9. How developed is the eco-system right now? Do you think Indian bourses will keep up in pace with more developed financial markets in adopting technologies such as high-speed trading?
The fintech space catering to the financial markets is highly fragmented and while you have many established IT behemoths also in the fray, it is players who are fleet footed, innovative, technologically superior and primed to cater to customer needs who would win market share. Indian bourses have grown fairly comprehensively over the last two decades to feature in top 7 exchanges worldwide (in terms of number of trades done on an exchange). We believe that in order to continue to attract global capital and stay competitive, they have to ramp up their technology. More than 80% of the Indian institutional trading flow (from both FIIs and Domestic Fund Managers) goes through algorithmic execution currently. The National Stock Exchange (NSE) has witnessed a 25% increase in active investors. While Retail participation stands at 2 crores (up 38% YoY), Institutional participation surged to a new high of $310 billion in FY'15 (up 56% YoY) with 465 FIIs invested in Indian markets.
10. What are the pitfalls of algorithmic trading?
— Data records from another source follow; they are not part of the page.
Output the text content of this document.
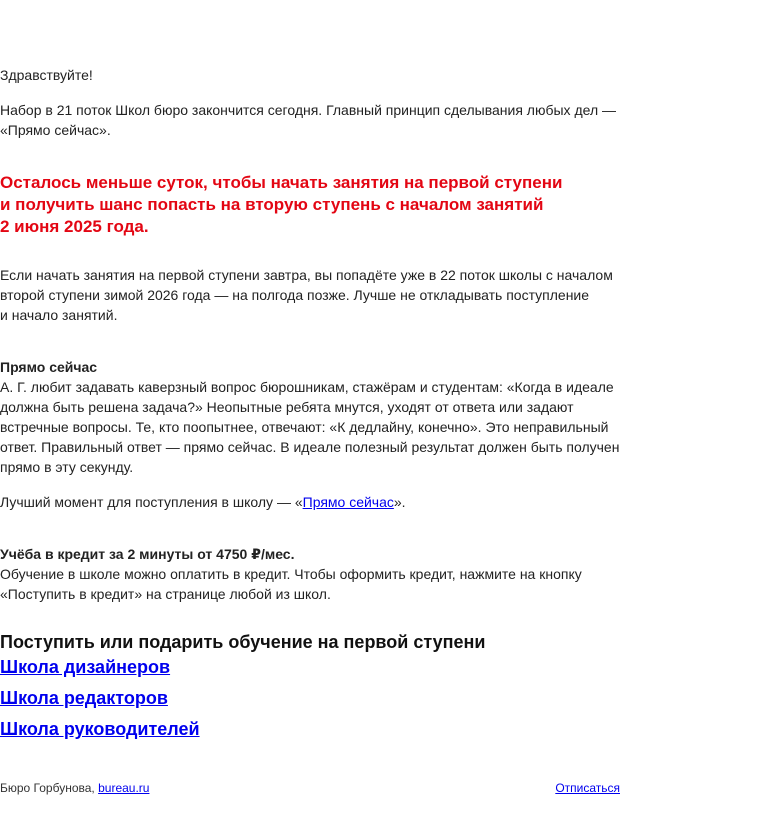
Здравствуйте!

Набор в 21 поток Школ бюро закончится сегодня. Главный принцип сделывания любых дел — «Прямо сейчас».

Осталось меньше суток, чтобы начать занятия на первой ступени
и получить шанс попасть на вторую ступень с началом занятий
2 июня 2025 года.

Если начать занятия на первой ступени завтра, вы попадёте уже в 22 поток школы с началом
второй ступени зимой 2026 года — на полгода позже. Лучше не откладывать поступление
и начало занятий.

Прямо сейчас

А. Г. любит задавать каверзный вопрос бюрошникам, стажёрам и студентам: «Когда в идеале должна быть решена задача?» Неопытные ребята мнутся, уходят от ответа или задают встречные вопросы. Те, кто поопытнее, отвечают: «К дедлайну, конечно». Это неправильный ответ. Правильный ответ — прямо сейчас. В идеале полезный результат должен быть получен прямо в эту секунду.

Лучший момент для поступления в школу — «Прямо сейчас».

Учёба в кредит за 2 минуты от 4750 ₽/мес.

Обучение в школе можно оплатить в кредит. Чтобы оформить кредит, нажмите на кнопку
«Поступить в кредит» на странице любой из школ.

Поступить или подарить обучение на первой ступени
Школа дизайнеров
Школа редакторов
Школа руководителей
Бюро Горбунова, bureau.ru	Отписаться
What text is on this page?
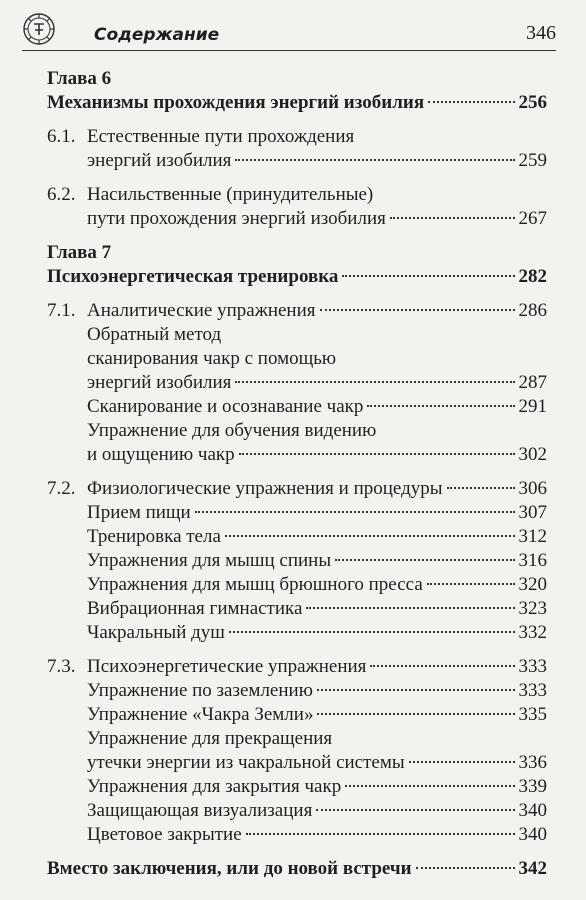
Содержание	346
Глава 6
Механизмы прохождения энергий изобилия	256
6.1. Естественные пути прохождения
энергий изобилия	259
6.2. Насильственные (принудительные)
пути прохождения энергий изобилия	267
Глава 7
Психоэнергетическая тренировка	282
7.1. Аналитические упражнения	286
Обратный метод
сканирования чакр с помощью
энергий изобилия	287
Сканирование и осознавание чакр	291
Упражнение для обучения видению
и ощущению чакр	302
7.2. Физиологические упражнения и процедуры	306
Прием пищи	307
Тренировка тела	312
Упражнения для мышц спины	316
Упражнения для мышц брюшного пресса	320
Вибрационная гимнастика	323
Чакральный душ	332
7.3. Психоэнергетические упражнения	333
Упражнение по заземлению	333
Упражнение «Чакра Земли»	335
Упражнение для прекращения
утечки энергии из чакральной системы	336
Упражнения для закрытия чакр	339
Защищающая визуализация	340
Цветовое закрытие	340
Вместо заключения, или до новой встречи	342
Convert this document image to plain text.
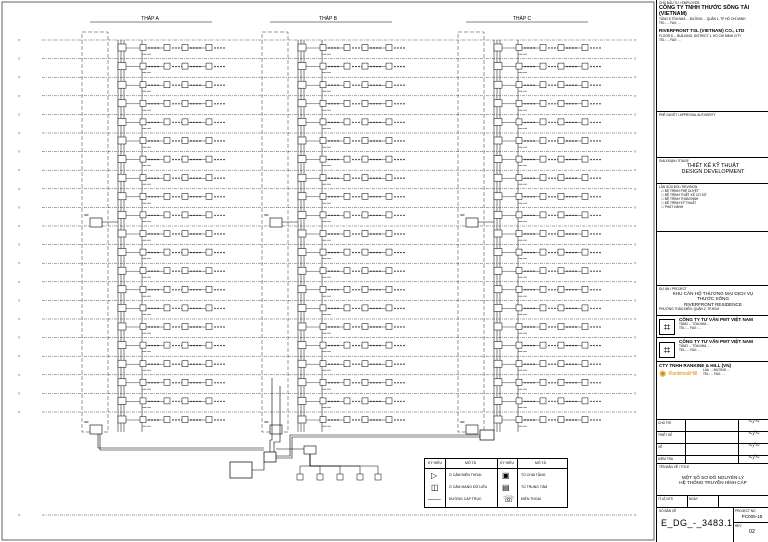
THÁP A	THÁP B	THÁP C
▽	▽
▽	▽
▽	▽
▽	▽
▽	▽
▽	▽
▽	▽
▽	▽
▽	▽
▽	▽
▽	▽
▽	▽
▽	▽
▽	▽
▽	▽
▽	▽
▽	▽
▽	▽
▽	▽
▽	▽
▽	▽
▽	▽
▪▪▪▪▪ ▪▪▪▪
▪▪▪▪▪ ▪▪▪▪
▪▪▪▪▪ ▪▪▪▪
▪▪▪▪▪ ▪▪▪▪
▪▪▪▪▪ ▪▪▪▪
▪▪▪▪▪ ▪▪▪▪
▪▪▪▪▪ ▪▪▪▪
▪▪▪▪▪ ▪▪▪▪
▪▪▪▪▪ ▪▪▪▪
▪▪▪▪▪ ▪▪▪▪
▪▪▪▪▪ ▪▪▪▪
▪▪▪▪▪ ▪▪▪▪
▪▪▪▪▪ ▪▪▪▪
▪▪▪▪▪ ▪▪▪▪
▪▪▪▪▪ ▪▪▪▪
▪▪▪▪▪ ▪▪▪▪
▪▪▪▪▪ ▪▪▪▪
▪▪▪▪▪ ▪▪▪▪
▪▪▪▪▪ ▪▪▪▪
▪▪▪▪▪ ▪▪▪▪
▪▪▪▪▪ ▪▪▪▪
IDF
IDF
▪▪▪▪▪ ▪▪▪▪
▪▪▪▪▪ ▪▪▪▪
▪▪▪▪▪ ▪▪▪▪
▪▪▪▪▪ ▪▪▪▪
▪▪▪▪▪ ▪▪▪▪
▪▪▪▪▪ ▪▪▪▪
▪▪▪▪▪ ▪▪▪▪
▪▪▪▪▪ ▪▪▪▪
▪▪▪▪▪ ▪▪▪▪
▪▪▪▪▪ ▪▪▪▪
▪▪▪▪▪ ▪▪▪▪
▪▪▪▪▪ ▪▪▪▪
▪▪▪▪▪ ▪▪▪▪
▪▪▪▪▪ ▪▪▪▪
▪▪▪▪▪ ▪▪▪▪
▪▪▪▪▪ ▪▪▪▪
▪▪▪▪▪ ▪▪▪▪
▪▪▪▪▪ ▪▪▪▪
▪▪▪▪▪ ▪▪▪▪
▪▪▪▪▪ ▪▪▪▪
▪▪▪▪▪ ▪▪▪▪
IDF
IDF
▪▪▪▪▪ ▪▪▪▪
▪▪▪▪▪ ▪▪▪▪
▪▪▪▪▪ ▪▪▪▪
▪▪▪▪▪ ▪▪▪▪
▪▪▪▪▪ ▪▪▪▪
▪▪▪▪▪ ▪▪▪▪
▪▪▪▪▪ ▪▪▪▪
▪▪▪▪▪ ▪▪▪▪
▪▪▪▪▪ ▪▪▪▪
▪▪▪▪▪ ▪▪▪▪
▪▪▪▪▪ ▪▪▪▪
▪▪▪▪▪ ▪▪▪▪
▪▪▪▪▪ ▪▪▪▪
▪▪▪▪▪ ▪▪▪▪
▪▪▪▪▪ ▪▪▪▪
▪▪▪▪▪ ▪▪▪▪
▪▪▪▪▪ ▪▪▪▪
▪▪▪▪▪ ▪▪▪▪
▪▪▪▪▪ ▪▪▪▪
▪▪▪▪▪ ▪▪▪▪
▪▪▪▪▪ ▪▪▪▪
IDF
IDF
KÝ HIỆU	MÔ TẢ	KÝ HIỆU	MÔ TẢ
▷	Ổ CẮM ĐIỆN THOẠI	▣	TỦ CHIA TẦNG
◫	Ổ CẮM MẠNG DỮ LIỆU ▤	TỦ TRUNG TÂM
─── ĐƯỜNG CÁP TRỤC ☏ ĐIỆN THOẠI
CHỦ ĐẦU TƯ / EMPLOYER
CÔNG TY TNHH THƯỚC SÔNG TẢI (VIETNAM)
TẦNG 8 TÒA NHÀ ... ĐƯỜNG ... QUẬN 1, TP HỒ CHÍ MINH
TEL: ... FAX: ...
RIVERFRONT TSL (VIETNAM) CO., LTD
FLOOR 8 ... BUILDING, DISTRICT 1, HO CHI MINH CITY
TEL: ... FAX: ...
PHÊ DUYỆT / APPROVAL AUTHORITY
GIAI ĐOẠN / STAGE
THIẾT KẾ KỸ THUẬT
DESIGN DEVELOPMENT
LẦN SỬA ĐỔI / REVISION
☐ ĐỆ TRÌNH PHÊ DUYỆT
☐ ĐỆ TRÌNH THIẾT KẾ CƠ SỞ
☐ ĐỆ TRÌNH THẨM ĐỊNH
☐ ĐỆ TRÌNH KỸ THUẬT
☐ PHÁT HÀNH
DỰ ÁN / PROJECT
KHU CĂN HỘ THƯƠNG MẠI DỊCH VỤ
THƯỚC SÔNG
RIVERFRONT RESIDENCE
PHƯỜNG THẢO ĐIỀN, QUẬN 2, TP.HCM
⌗
CÔNG TY TƯ VẤN PMT VIỆT NAM
TẦNG ... TÒA NHÀ ...
TEL: ... FAX: ...
⌗
CÔNG TY TƯ VẤN PMT VIỆT NAM
TẦNG ... TÒA NHÀ ...
TEL: ... FAX: ...
CTY TNHH RANKINE & HILL (VN)
✺ Rankine&Hill
LẦU ... ĐƯỜNG ...
TEL: ... FAX: ...
CHỦ TRÌ	~/~
THIẾT KẾ	~/~
VẼ	~/~
KIỂM TRA	~/~
TÊN BẢN VẼ / TITLE
MỘT SỐ SƠ ĐỒ NGUYÊN LÝ
HỆ THỐNG TRUYỀN HÌNH CÁP
TỈ LỆ NTS	NGÀY
SỐ BẢN VẼ
E_DG_-_3483.1
PROJECT NO
PC005-15
REV
02
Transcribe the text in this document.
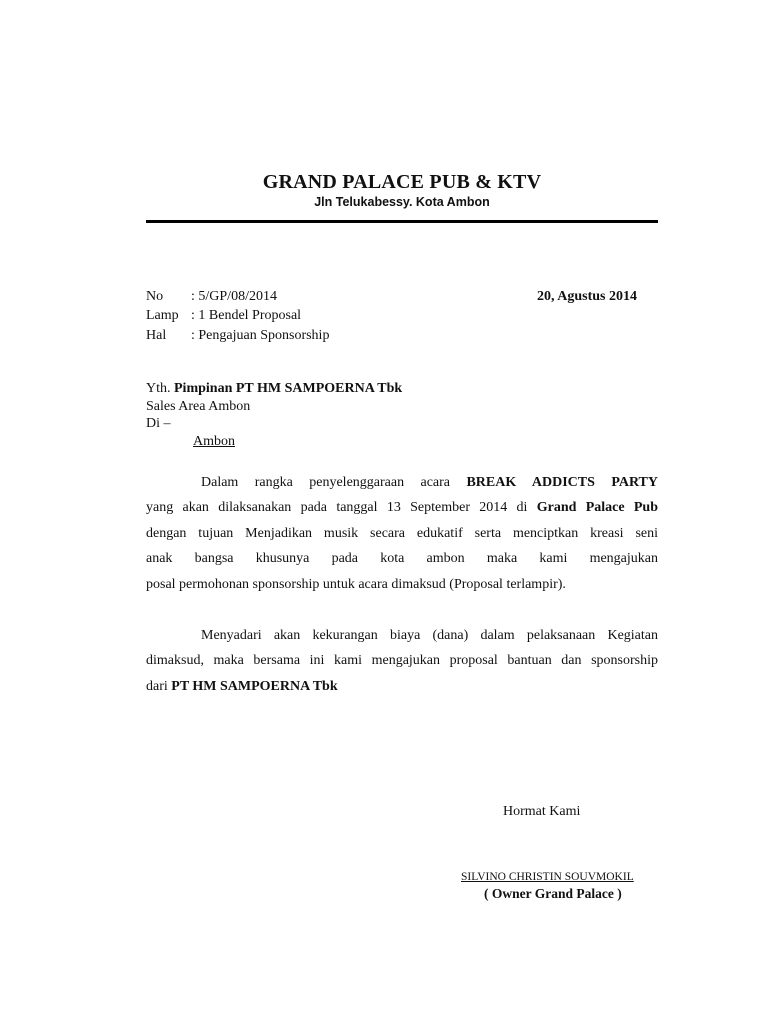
GRAND PALACE PUB & KTV
Jln Telukabessy. Kota Ambon
No : 5/GP/08/2014
Lamp : 1 Bendel Proposal
Hal : Pengajuan Sponsorship
20, Agustus 2014
Yth. Pimpinan PT HM SAMPOERNA Tbk
Sales Area Ambon
Di –
Ambon
Dalam rangka penyelenggaraan acara BREAK ADDICTS PARTY
yang akan dilaksanakan pada tanggal 13 September 2014 di Grand Palace Pub
dengan tujuan Menjadikan musik secara edukatif serta menciptkan kreasi seni
anak bangsa khusunya pada kota ambon maka kami mengajukan
posal permohonan sponsorship untuk acara dimaksud (Proposal terlampir).
Menyadari akan kekurangan biaya (dana) dalam pelaksanaan Kegiatan
dimaksud, maka bersama ini kami mengajukan proposal bantuan dan sponsorship
dari PT HM SAMPOERNA Tbk
Hormat Kami
SILVINO CHRISTIN SOUVMOKIL
( Owner Grand Palace )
Algo trading, albeit its benefits of market making, greater liquidity, efficient price discovery and efficient order execution, comes with its own share of risks. The main risk is the algorithms can misfire trades which were not intended as part of the logic. Hence, Algo traders need to accord priority to risk management by mitigating and managing risk first, and then focusing on profits. To avoid market crashes, they must observe sound Risk Management System (RMS) checks such as back testing algos against extreme events, kill switches (for cancelling all trades when things go wrong), enforcing compliance and tracking patterns that may lead to systemic risks.